The new model has its limits, with some key details left blurry. But it's an important step that "will surely help a lot of future research into the history of water on Mars," he says. Geronimo Villanueva, a planetary scientist at NASA's Goddard Space Flight Center in Greenbelt, Maryland, who was not involved in the new study.

For one thing, it helps address a discrepancy between the amount of water estimated by deuterium measurements and the myriad of water features that have been left on the surface. It wasn't clear how so many rivers and lakes could emerge from so little water, Siebach says, but this new model offers a solution to that mystery by identifying additional water that might have been present on Mars.

However, the research does not change the amount of water scientists believe is available on Mars today, which is not much. Astronauts may one day bake hydrated minerals on Mars to release their water, Horgan says, but that would be an energy-intensive process.

“What this study does is it says you have more water to play with early in the history of Mars and that's when Mars was most habitable,” says Siebach. Microbes, if they ever existed, may have spread through all that available water, but they would have struggled to survive when most of it disappeared three billion years ago.

The idea that a significant volume of water can disappear into the crust also has implications for other rocky worlds, says Byrne of North Carolina State University.

Water also bonds with minerals on Earth.

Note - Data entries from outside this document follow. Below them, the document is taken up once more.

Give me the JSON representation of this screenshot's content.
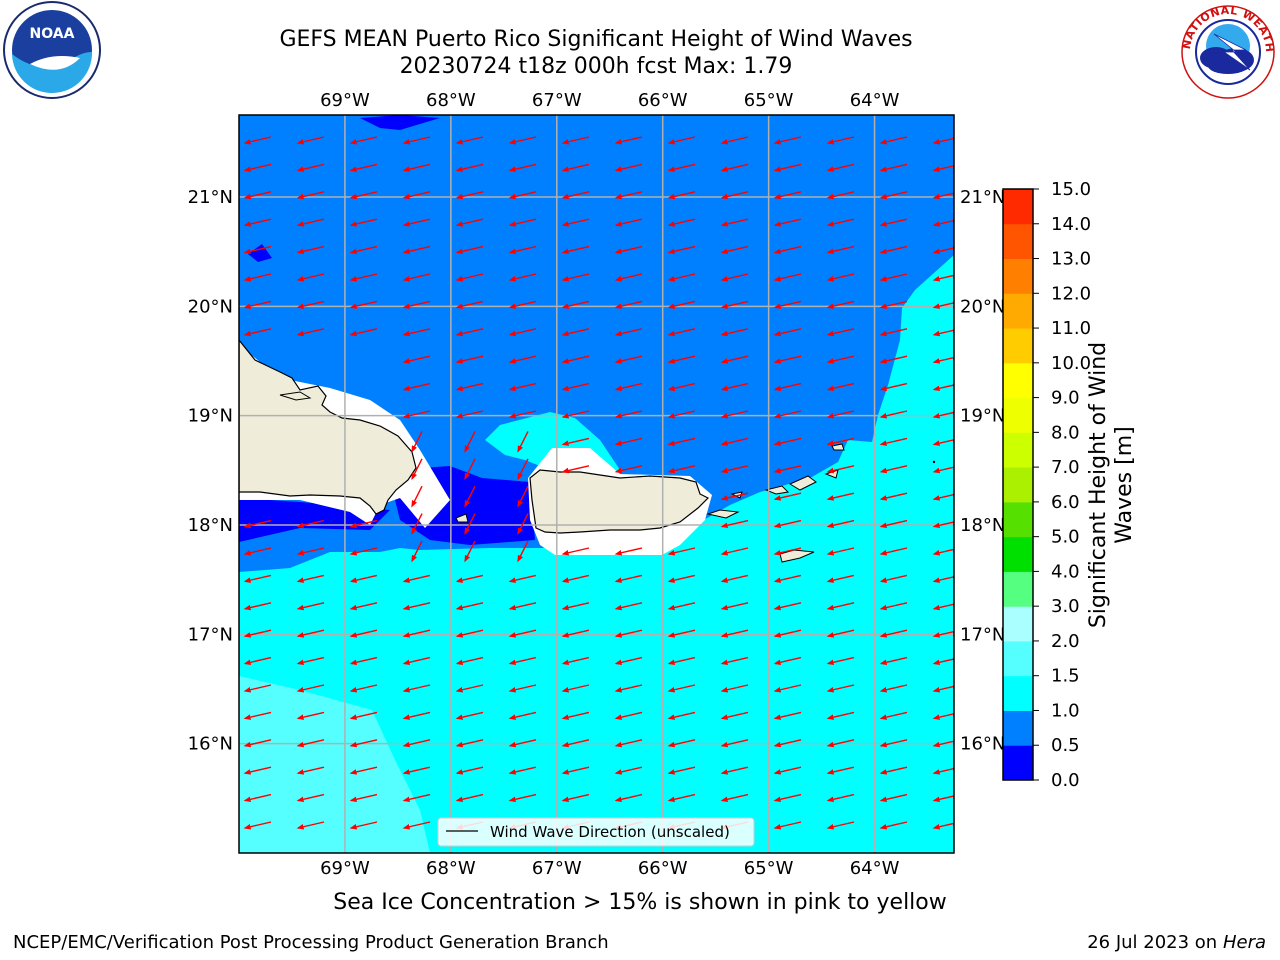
{
  "title": {
    "line1": "GEFS MEAN Puerto Rico Significant Height of Wind Waves",
    "line2": "20230724 t18z 000h fcst   Max: 1.79"
  },
  "map": {
    "lon_range": [
      -70.0,
      -63.25
    ],
    "lat_range": [
      15.0,
      21.75
    ],
    "lon_ticks": [
      {
        "value": -69,
        "label": "69°W"
      },
      {
        "value": -68,
        "label": "68°W"
      },
      {
        "value": -67,
        "label": "67°W"
      },
      {
        "value": -66,
        "label": "66°W"
      },
      {
        "value": -65,
        "label": "65°W"
      },
      {
        "value": -64,
        "label": "64°W"
      }
    ],
    "lat_ticks": [
      {
        "value": 21,
        "label": "21°N"
      },
      {
        "value": 20,
        "label": "20°N"
      },
      {
        "value": 19,
        "label": "19°N"
      },
      {
        "value": 18,
        "label": "18°N"
      },
      {
        "value": 17,
        "label": "17°N"
      },
      {
        "value": 16,
        "label": "16°N"
      }
    ],
    "legend_label": "Wind Wave Direction (unscaled)",
    "legend_position": "bottom-center",
    "arrow_color": "#ff0000",
    "land_color": "#efedda",
    "grid": true
  },
  "colorbar": {
    "label": "Significant Height of Wind Waves [m]",
    "label_line1": "Significant Height of Wind",
    "label_line2": "Waves [m]",
    "levels": [
      "0.0",
      "0.5",
      "1.0",
      "1.5",
      "2.0",
      "3.0",
      "4.0",
      "5.0",
      "6.0",
      "7.0",
      "8.0",
      "9.0",
      "10.0",
      "11.0",
      "12.0",
      "13.0",
      "14.0",
      "15.0"
    ],
    "colors": [
      "#0000ff",
      "#0080ff",
      "#00ffff",
      "#55ffff",
      "#aaffff",
      "#55ff80",
      "#00e000",
      "#55e000",
      "#aaf000",
      "#ccff00",
      "#eeff00",
      "#ffff00",
      "#ffcc00",
      "#ffaa00",
      "#ff8000",
      "#ff5500",
      "#ff2a00",
      "#ff0000"
    ]
  },
  "note": "Sea Ice Concentration > 15% is shown in pink to yellow",
  "footer": {
    "left": "NCEP/EMC/Verification Post Processing Product Generation Branch",
    "right_prefix": "26 Jul 2023 on ",
    "right_italic": "Hera"
  },
  "logos": {
    "noaa_text": "NOAA",
    "nws_text": "NATIONAL WEATHER SERVICE"
  }
}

But on our planet, plate tectonics recycles these minerals, constantly releasing their water through volcanic eruptions, Siebach says. Otherwise, the stagnant crust of Mars may have doomed the planet to become an extremely cold desert. Did the same world-changing process occur on Venus? Does water end up locked in the crust of exoplanets far from our solar system?

Scott King, a planetary scientist at Virginia Tech who was not involved in the work, says the model paves the way for an even richer understanding of how Mars and other rocky worlds evolve through the ages.

"Now," he says, "there are a host of new questions to ask and think about."